In 1956, graduate student Hugh Everett proposed something radical: just drop the collapse entirely. Let every possible state continue to exist. Each possibility branches into its own universe. No collapse, no mystery. The math is simpler. The implication is staggering though. There are infinite parallel universes, constantly branching.
Everett’s story is kind of sad. His advisor Wheeler understood the importance but knew the establishment would reject it. When Wheeler arranged a meeting with Niels Bohr himself, it was a disaster. Belgian physicist Leon Rosenfeld called Everett “undescribably stupid.” With no support from the physics community, Everett left academia and went to work for the Pentagon on nuclear weapons research.

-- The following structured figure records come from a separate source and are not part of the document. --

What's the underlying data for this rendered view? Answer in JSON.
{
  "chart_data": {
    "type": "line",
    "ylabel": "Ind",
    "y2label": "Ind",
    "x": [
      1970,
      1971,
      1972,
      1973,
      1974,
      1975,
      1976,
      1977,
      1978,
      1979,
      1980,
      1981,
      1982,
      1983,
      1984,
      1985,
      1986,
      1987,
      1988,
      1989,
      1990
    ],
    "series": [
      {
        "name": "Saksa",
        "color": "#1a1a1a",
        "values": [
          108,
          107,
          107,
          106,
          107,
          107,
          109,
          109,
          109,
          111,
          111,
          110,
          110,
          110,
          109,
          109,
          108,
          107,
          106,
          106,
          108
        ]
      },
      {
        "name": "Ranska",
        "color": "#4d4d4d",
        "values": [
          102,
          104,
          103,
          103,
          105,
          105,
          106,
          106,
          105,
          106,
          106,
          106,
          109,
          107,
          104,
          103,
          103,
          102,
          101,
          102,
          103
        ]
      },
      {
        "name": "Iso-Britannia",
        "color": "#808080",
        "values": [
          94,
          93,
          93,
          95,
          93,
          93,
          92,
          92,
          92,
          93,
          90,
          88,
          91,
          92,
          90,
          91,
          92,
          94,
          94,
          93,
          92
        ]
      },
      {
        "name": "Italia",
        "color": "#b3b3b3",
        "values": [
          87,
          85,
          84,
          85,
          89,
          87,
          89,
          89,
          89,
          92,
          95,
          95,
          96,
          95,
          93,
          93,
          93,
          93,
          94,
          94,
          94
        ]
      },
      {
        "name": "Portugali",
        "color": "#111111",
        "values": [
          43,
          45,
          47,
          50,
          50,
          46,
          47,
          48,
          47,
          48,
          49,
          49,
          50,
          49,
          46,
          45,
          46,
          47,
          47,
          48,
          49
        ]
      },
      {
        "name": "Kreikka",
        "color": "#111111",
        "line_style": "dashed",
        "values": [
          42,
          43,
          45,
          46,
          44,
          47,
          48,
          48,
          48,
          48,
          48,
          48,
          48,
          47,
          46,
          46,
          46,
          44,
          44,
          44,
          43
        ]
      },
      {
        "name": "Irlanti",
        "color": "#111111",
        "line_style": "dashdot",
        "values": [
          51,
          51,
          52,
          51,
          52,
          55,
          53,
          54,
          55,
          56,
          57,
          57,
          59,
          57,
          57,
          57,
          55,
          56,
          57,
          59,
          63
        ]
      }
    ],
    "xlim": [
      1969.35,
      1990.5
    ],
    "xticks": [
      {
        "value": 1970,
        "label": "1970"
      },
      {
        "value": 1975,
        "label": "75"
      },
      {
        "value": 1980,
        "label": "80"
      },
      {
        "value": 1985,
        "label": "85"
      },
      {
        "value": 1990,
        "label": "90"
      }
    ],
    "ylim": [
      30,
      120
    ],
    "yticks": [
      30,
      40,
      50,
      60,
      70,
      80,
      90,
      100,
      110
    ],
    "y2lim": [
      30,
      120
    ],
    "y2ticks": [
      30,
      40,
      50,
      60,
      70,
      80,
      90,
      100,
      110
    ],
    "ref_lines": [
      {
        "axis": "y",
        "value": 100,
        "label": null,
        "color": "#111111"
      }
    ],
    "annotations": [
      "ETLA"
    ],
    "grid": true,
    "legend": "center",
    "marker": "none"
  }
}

His ideas survived though. When physicists tried to apply quantum mechanics to the entire universe, to create quantum gravity, they found that parallel universes are unavoidable. If electrons can be in multiple states, and you apply that logic to everything, then the universe itself must exist in multiple states.
Nobel laureate Steve Weinberg explained it like radio waves. Your living room is full of signals from hundreds of stations, but your radio is tuned to one frequency. Similarly, parallel universes might be right here, but we have “decohered” from them.
Deutsch argues this is why quantum computers are powerful. Electrons calculate in parallel universes simultaneously, interfering with each other through entanglement. A quantum computer computes across many universes at once.
Engineering Takeaway
For me as an engineer, this chapter boils down to two things. First, every major technology hits physical limits. Transistors hit atomic limits. Classical computing hits simulation limits. When you hit a wall, sometimes you need a completely different paradigm, not just a faster version of the same thing.
Second, good ideas get ignored. Feynman’s nanotechnology speech was ignored for decades. Everett’s many worlds theory was rejected by every major physicist. Both turned out to be foundational. When someone proposes something that sounds crazy but the math checks out, maybe pay attention.
The chapter ends with a clean summary of four quantum principles that make quantum computing possible: superposition, entanglement, sum over paths, and tunneling. Everything else is built on top of them.